LAKE FOREST — Just when it seemed like things couldn’t get any worse, the COVID-19 gods – if there are such a thing – had another surprise for Bears coach Matt Nagy.
There is absolutely nothing acceptable about being witty or clever with the news Monday morning that Nagy has tested positive for the virus.
I trust and hope all of Bears Nation joins in wishing him the speediest and as asymptomatic as possible recovery, and that the virus stops in the Nagy home with him, and that his wife and kids stay healthy and safe.
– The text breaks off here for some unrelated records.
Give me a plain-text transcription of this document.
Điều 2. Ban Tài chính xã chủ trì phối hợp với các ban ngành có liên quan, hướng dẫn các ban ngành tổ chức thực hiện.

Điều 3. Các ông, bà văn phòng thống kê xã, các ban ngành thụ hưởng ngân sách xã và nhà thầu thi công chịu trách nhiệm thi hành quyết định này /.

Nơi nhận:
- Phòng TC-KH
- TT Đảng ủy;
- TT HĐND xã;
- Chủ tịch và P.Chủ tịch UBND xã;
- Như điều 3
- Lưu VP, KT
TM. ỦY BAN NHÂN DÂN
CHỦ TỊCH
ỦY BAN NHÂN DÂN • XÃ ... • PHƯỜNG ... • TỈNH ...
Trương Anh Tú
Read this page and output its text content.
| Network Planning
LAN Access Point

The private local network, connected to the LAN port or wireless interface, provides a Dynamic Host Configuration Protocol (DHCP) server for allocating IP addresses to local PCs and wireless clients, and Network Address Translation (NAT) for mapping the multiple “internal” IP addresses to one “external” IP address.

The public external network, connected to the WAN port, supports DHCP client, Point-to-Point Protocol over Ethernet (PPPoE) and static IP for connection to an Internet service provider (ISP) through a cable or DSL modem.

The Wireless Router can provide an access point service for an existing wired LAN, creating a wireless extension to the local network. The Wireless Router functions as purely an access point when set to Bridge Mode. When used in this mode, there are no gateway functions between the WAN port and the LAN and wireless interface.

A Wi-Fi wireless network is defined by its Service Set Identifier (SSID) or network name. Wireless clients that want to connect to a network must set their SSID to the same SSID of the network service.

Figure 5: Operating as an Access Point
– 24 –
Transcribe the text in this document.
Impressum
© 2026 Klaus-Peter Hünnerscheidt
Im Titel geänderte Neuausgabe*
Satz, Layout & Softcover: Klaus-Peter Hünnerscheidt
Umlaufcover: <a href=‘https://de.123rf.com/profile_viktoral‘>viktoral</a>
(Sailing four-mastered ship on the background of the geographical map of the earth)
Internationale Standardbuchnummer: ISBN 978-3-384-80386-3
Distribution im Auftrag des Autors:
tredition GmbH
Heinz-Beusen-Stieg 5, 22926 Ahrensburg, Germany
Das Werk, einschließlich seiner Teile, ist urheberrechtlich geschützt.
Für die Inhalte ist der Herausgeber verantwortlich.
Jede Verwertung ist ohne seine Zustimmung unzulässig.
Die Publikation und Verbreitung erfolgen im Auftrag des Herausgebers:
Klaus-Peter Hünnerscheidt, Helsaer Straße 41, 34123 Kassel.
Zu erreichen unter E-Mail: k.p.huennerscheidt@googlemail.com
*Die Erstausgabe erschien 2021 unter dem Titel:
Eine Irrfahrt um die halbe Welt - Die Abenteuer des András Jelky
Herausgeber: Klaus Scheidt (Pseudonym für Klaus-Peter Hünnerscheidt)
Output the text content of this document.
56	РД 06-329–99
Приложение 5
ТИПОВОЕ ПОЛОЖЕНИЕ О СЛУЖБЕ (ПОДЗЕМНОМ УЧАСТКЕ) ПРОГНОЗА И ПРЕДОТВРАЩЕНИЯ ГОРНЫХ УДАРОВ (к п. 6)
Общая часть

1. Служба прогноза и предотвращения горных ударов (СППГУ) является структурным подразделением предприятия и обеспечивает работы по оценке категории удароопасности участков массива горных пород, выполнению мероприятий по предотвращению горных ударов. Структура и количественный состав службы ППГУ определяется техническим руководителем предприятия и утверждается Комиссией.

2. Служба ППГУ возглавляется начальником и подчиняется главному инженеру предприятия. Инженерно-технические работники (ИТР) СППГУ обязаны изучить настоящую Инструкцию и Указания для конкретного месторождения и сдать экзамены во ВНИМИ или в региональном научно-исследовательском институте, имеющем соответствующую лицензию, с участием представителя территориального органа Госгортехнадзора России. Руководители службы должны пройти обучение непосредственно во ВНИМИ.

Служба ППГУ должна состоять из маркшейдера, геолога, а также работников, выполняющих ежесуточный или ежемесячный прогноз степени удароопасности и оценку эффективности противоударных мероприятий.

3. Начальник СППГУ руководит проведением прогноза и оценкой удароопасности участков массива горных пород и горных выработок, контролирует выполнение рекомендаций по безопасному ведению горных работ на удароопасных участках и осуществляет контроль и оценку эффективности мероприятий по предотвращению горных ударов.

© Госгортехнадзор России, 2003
That said, after Sunday, our focus for the moment has to be on just how bad these 2021 Bears are, and what has to happen to keep this season from being Nagy’s last in Chicago.
As ugly as Sunday’s 38-3 loss to the Bucs was, if memory serves me correctly, the hated Packers suffered an identical loss six weeks ago to a lesser team in the Saints, and their world didn’t come to an end.
No, the Bears are not as good a team or organization as the Packers, but the point is they’re not as bad as they were Sunday, either.
Reality is they’ve lost four times to the 6-1 Rams, 4-3 Browns, 6-1 Packers and 6-1 Bucs – and the loss to the Packers was a three-point game with just 4½ minutes to play – while beating the 5-2 Bengals, 5-2 Raiders and hapless Lions.
This aura pervasive around the Bears, that everything that goes wrong is all on them and everything they get right is all gifts from opponents, is ridiculous.
In this NFL, they are an average team that can’t afford to be average again if people want to keep their jobs. A brutal schedule has left them at a tipping point.
That is further complicated by a brilliant young quarterback who is a real threat to be the second coming the Bears have been waiting for since Sid Luckman, but while ready to learn the job, he clearly isn’t ready yet to succeed at it.
Knowing I would think that he had to win at least nine or 10 games to keep his job, I have been puzzled since he did it why Nagy gave the job to Justin Fields as early as he did?
I asked him Monday if the team’s offensive woes were systemic or due to Fields not growing quickly enough, and he took exception.
“I would say I don’t agree with that. I think that he’s done a really good job of growing,” Nagy said. “We all knew there was going to be growing pains, that’s with every single rookie quarterback that has ever played in the history of this game, that has happened.
“And so what is important for us to understand is learning how to do things as an NFL quarterback, and some of these times that we have whether good or bad, he’s going to use those to make him a [heck] of a quarterback in this league for a long time.”
A couple of excerpts from a much longer answer, none of it responding to the point of my question that was, “quickly enough?”
This is often the dilemma in analyzing Nagy: Is he strategically choosing not to answer the question for whatever reason, or does he really not understand his offense isn’t just a light bulb going on away from being competitive, and he actually just accentuated why the move to Fields may have been too soon?
There were a few warning signs last week that all might not be well in Shangri-La, but the Bucs disaster still is a step or two short of proving them prescient.
Nothing final happened in Tampa.
Put your emotions aside for a moment, and you’ll see the next two games, San Francisco and Pittsburgh, are actually quite winnable, especially if Robert Quinn, Akiem Hicks and Tashaun Gipson are back on the field. And if the Bears do win them, going into the bye at 5-4 will have a different look and feel.
But with the Bears’ backs now as flat against the wall as they can be, lose either one with anything resembling another performance with the football as offensive as Sunday’s was, and there could be nothing left to keep Nagy.